Course Descriptions

Data Science Core Courses

  • Advanced Programming Topics. The Georgetown Analytics program is giving an asynchronous, online course in programming preparation that covers R, Python, and command line use in the summer prior to matriculation. The course is equivalent to three credits, is designed for matriculating MS Analytics students, and is offered free of charge. It is required for incoming students who do not have a computer science degree and adequate preparation. Students admitted to the program will only have this requirement waived on discussion with the Program Director (Todd Leen) or Program Coordinator (Heather Connor). This course will run during Georgetown Summer Session II (July 10 - August 11). Students must complete this course to matriculate in the fall unless granted a waiver by the program.

  • ANLY-501: Introduction to Data Analytics. This course introduces students to several core data science concepts. It teaches students how to synthesize disparate, possibly unstructured data to better understand and characterize the world, and in some cases, to draw meaningful inferences. Topics covered include: the history of data science, successes and failures in data analytics, the data analytics life cycle, data/web scraping and APIs, data wrangling, data characterization (correlations, identifying clusters and associations), data inference and basic machine learning, network analysis, data ethics, and visual analytics.

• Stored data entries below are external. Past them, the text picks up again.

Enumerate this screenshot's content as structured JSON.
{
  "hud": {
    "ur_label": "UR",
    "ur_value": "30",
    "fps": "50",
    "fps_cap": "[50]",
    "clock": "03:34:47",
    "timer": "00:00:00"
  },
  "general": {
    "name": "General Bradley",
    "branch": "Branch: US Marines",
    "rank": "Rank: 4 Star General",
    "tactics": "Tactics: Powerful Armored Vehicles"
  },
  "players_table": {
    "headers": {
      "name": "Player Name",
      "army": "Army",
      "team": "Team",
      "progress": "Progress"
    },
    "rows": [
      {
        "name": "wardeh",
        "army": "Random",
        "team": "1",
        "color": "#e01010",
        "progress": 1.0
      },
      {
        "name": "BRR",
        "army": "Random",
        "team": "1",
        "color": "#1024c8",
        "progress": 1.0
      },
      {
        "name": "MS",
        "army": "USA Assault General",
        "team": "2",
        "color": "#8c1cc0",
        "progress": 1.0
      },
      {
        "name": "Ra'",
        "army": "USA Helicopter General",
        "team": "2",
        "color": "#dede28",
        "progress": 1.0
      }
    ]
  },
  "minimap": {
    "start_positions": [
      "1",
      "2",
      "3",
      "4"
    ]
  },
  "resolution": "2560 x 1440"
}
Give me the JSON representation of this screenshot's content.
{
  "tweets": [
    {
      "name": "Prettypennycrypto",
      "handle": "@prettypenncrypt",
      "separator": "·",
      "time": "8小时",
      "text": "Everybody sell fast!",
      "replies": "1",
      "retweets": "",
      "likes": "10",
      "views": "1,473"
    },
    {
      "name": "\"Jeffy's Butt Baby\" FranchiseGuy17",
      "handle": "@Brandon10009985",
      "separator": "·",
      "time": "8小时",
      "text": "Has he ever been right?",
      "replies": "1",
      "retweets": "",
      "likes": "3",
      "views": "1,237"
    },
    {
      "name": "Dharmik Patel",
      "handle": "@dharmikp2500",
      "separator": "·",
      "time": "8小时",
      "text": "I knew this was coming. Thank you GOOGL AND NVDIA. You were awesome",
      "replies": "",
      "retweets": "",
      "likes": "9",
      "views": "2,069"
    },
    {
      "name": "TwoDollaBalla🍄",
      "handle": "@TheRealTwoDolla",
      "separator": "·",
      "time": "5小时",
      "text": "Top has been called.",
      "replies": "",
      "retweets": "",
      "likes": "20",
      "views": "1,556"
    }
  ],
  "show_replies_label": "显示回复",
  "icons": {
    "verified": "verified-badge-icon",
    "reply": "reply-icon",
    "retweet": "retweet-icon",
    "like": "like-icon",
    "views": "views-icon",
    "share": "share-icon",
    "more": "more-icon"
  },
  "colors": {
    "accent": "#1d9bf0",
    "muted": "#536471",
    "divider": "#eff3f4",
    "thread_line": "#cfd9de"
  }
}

Students will work on a semester-long data science project that starts with question formulation and data collection, and goes through all the stages of the life cycle, culminating in data storytelling. The course also maps data science case studies to topics presented throughout the semester. Prerequisites: Intermediate coding experience in Python3, and knowledge of introductory statistics, 3 credits.

  • ANLY-502: Massive Data Fundamentals. Today's data scientists are commonly faced with huge data sets (Big Data) that may arrive at fantastic rates and in a broad variety of formats. This core course addresses the resulting challenges. The course will introduce students to the advantages and limitations of distributed computing and to methods of assessing its impact. Techniques for parallel processing (MapReduce) and their implementation (Hadoop) will be covered, as well as techniques for accessing unstructured data and for handling streaming data. These techniques will be applied to real world examples, using clusters of computational cores and cloud computing. Prerequisite: Working knowledge of Python and the Unix command line, some knowledge of data structures, 3 credits.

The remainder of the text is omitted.